Por: Eduardo Marques, Presidente da Direção da AEPSA
As alterações climáticas estão a originar transformações incontornáveis um pouco por todo o planeta, com consequências devastadoras para inúmeras regiões do globo. Os países mais afetados são também os mais vulneráveis, em termos económicos e sociais, mas convém recordar que a maioria da população mundial vive nas cidades, e é no meio urbano que se concentram os maiores consumidores de recursos naturais. No futuro, as cidades precisam de ser cada vez mais sustentáveis, e a sustentabilidade ambiental é o maior desafio desta geração.
Hoje, mais do que nunca, a água potável é o bem mais escasso do planeta e deve ser preservada de todas as formas, porque é absolutamente essencial à vida. Por isso, é imperativo reverter a ineficiência hídrica de muitas entidades gestoras dos serviços de água, onde as perdas de água, nalguns casos, ultrapassam os 50%, enquanto a média nacional da água não faturada ronda os 29% e a média de perdas reais é superior a 21%.
No entanto, as concessionárias privadas de gestão dos serviços de água – que servem cerca de 2 milhões de portugueses – registam, em média, valores de água não faturada na ordem dos 17% (nalgumas concessionárias este indicador é inferior a 10%) correspondendo, em média, a cerca de 12,7% de perdas reais.
Se todas as entidades gestoras públicas tivessem perdas de água equivalentes às concessionárias privadas, haveria uma economia anual só de perdas reais de água de cerca de 70 milhões de m3, o que equivale a um reservatório com a base de um campo de futebol e com uma altura de cerca de quatro vezes a da Serra da Estrela, o que corresponde à quantidade de água necessária para abastecer todo o País durante cerca de 44 dias. A AEPSA, enquanto representante das empresas privadas do setor do ambiente, considera incompreensível que se continue a permitir, e a perpetuar, este desperdício de água, no nosso País.
Outro caminho imprescindível para a sustentabilidade passa pela reutilização de águas residuais tratadas, o que corresponde à verdadeira circularidade no ciclo da água e gera uma janela de oportunidade para o aproveitamento exponencial dos cada vez mais escassos recursos hídricos. A reutilização de águas residuais já é uma prática corrente, nomeadamente em países com menor disponibilidade hídrica, mas em Portugal ainda é residual, pelo que se afigura imperioso estabelecer os mecanismos técnicos e legais para que a reutilização seja uma realidade no curto prazo.
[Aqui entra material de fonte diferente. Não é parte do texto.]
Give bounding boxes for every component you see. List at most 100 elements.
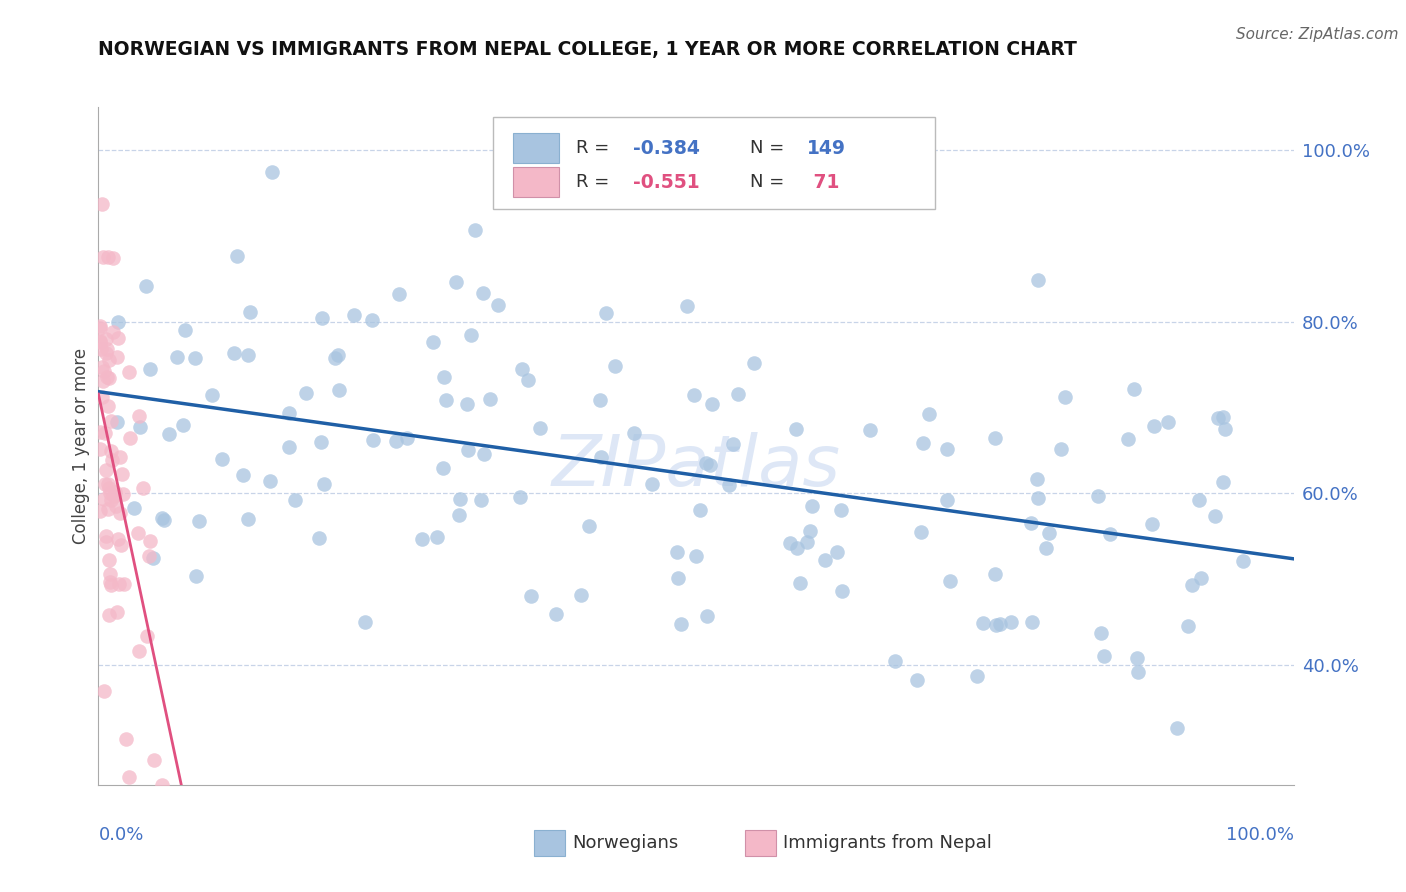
Point	[744, 356, 766, 370]
Point	[460, 327, 482, 342]
Point	[150, 511, 173, 525]
Point	[96, 345, 118, 359]
Point	[308, 531, 330, 545]
Point	[665, 545, 688, 559]
Point	[91, 360, 114, 375]
Point	[472, 448, 495, 462]
Point	[89, 318, 111, 333]
Point	[433, 370, 456, 384]
Point	[830, 503, 852, 517]
Point	[457, 442, 479, 457]
Point	[696, 609, 718, 624]
Point	[689, 503, 711, 517]
Point	[98, 485, 121, 500]
Point	[695, 456, 717, 470]
Point	[89, 334, 111, 348]
Point	[97, 353, 120, 368]
Point	[104, 484, 127, 499]
Point	[174, 323, 197, 337]
Point	[385, 434, 408, 449]
Point	[422, 335, 444, 350]
Point	[96, 342, 118, 356]
Point	[101, 326, 124, 340]
Point	[1099, 527, 1122, 541]
Point	[108, 450, 131, 464]
Point	[136, 629, 159, 643]
Point	[93, 477, 115, 491]
Point	[432, 461, 454, 475]
Text: 0.0%: 0.0%	[98, 826, 143, 844]
Point	[118, 431, 141, 445]
Point	[107, 605, 129, 619]
Point	[128, 409, 150, 423]
Text: -0.551: -0.551	[633, 173, 699, 192]
Point	[449, 508, 471, 523]
Point	[718, 477, 741, 491]
Point	[825, 544, 848, 558]
Point	[278, 440, 301, 454]
Point	[150, 778, 173, 792]
Point	[100, 414, 122, 428]
Point	[128, 644, 150, 658]
Point	[479, 392, 502, 406]
Point	[1019, 516, 1042, 531]
Point	[107, 315, 129, 329]
Point	[939, 574, 962, 588]
Point	[118, 770, 141, 784]
Point	[396, 431, 419, 445]
Point	[1038, 526, 1060, 541]
Point	[831, 584, 853, 599]
Point	[801, 500, 824, 514]
Point	[529, 421, 551, 435]
Point	[470, 493, 492, 508]
Point	[107, 533, 129, 547]
Point	[1000, 615, 1022, 629]
Point	[224, 346, 246, 360]
Point	[105, 415, 128, 429]
Point	[605, 359, 627, 373]
Point	[211, 452, 233, 467]
Point	[97, 502, 120, 516]
Point	[260, 164, 283, 178]
Text: Source: ZipAtlas.com: Source: ZipAtlas.com	[1236, 27, 1399, 42]
Point	[796, 535, 818, 549]
Point	[1050, 442, 1073, 456]
Point	[166, 350, 188, 364]
Text: R =: R =	[576, 173, 616, 191]
Point	[132, 482, 155, 496]
Point	[426, 529, 449, 543]
Point	[966, 669, 988, 683]
Text: R =: R =	[576, 139, 616, 157]
Text: Immigrants from Nepal: Immigrants from Nepal	[783, 834, 993, 852]
Point	[411, 532, 433, 546]
Point	[103, 251, 125, 265]
Point	[309, 435, 332, 450]
Point	[1206, 411, 1229, 425]
Point	[93, 364, 115, 378]
Point	[510, 362, 533, 376]
Point	[676, 299, 699, 313]
Point	[100, 578, 122, 592]
Point	[1026, 491, 1049, 505]
Text: ZIPatlas: ZIPatlas	[551, 432, 841, 500]
Point	[127, 525, 149, 540]
Point	[1035, 541, 1057, 556]
Point	[89, 425, 111, 440]
Point	[232, 468, 254, 483]
Point	[143, 753, 166, 767]
Point	[1188, 492, 1211, 507]
Point	[905, 673, 928, 688]
Point	[90, 342, 112, 356]
Point	[1054, 390, 1077, 404]
Point	[456, 397, 478, 411]
Point	[225, 249, 247, 263]
Point	[323, 351, 346, 365]
Point	[799, 524, 821, 538]
Point	[107, 331, 129, 345]
Point	[103, 489, 125, 503]
Point	[122, 501, 145, 516]
Point	[669, 617, 692, 632]
Point	[278, 405, 301, 419]
Point	[139, 361, 162, 376]
Point	[187, 514, 209, 528]
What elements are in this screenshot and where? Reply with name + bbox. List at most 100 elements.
As ETAR deverão integrar os equipamentos necessários (nomeadamente para tratamento terciário) para permitir que a água descarregada após tratamento cumpra os parâmetros adequados, no sentido da sua reutilização para fins múltiplos, tendo em conta os aspetos ambientais, mas também económicos. Com o aumento da sofisticação do processo de tratamento, a água residual pode ou deve ser reutilizada na agricultura, na rega de jardins, lavagem de espaços públicos, campos de golfe e chegar mesmo, caso se venha a considerar necessário no futuro, a ser reutilizada para consumo humano.
Portugal tem um caminho longo e urgente a percorrer para se atingirem níveis de sustentabilidade hídrica adequados aos novos tempos. É importante mudar mentalidades e adotar comportamentos de consumo mais responsáveis, mas não chega fazer apelos reiterados para um uso mais racional e poupança de água, por parte dos cidadãos, é imperioso que as entidades gestoras façam a sua parte.
Em resumo, é preciso reduzir as perdas de água, tanto perdas reais como perdas comerciais, o que se consegue facilmente, com rapidez e com a gestão adequada e é necessário aumentar significativamente a reutilização das águas residuais tratadas. Não podem haver cidades inteligentes com o nível de ineficiência hídrica atual.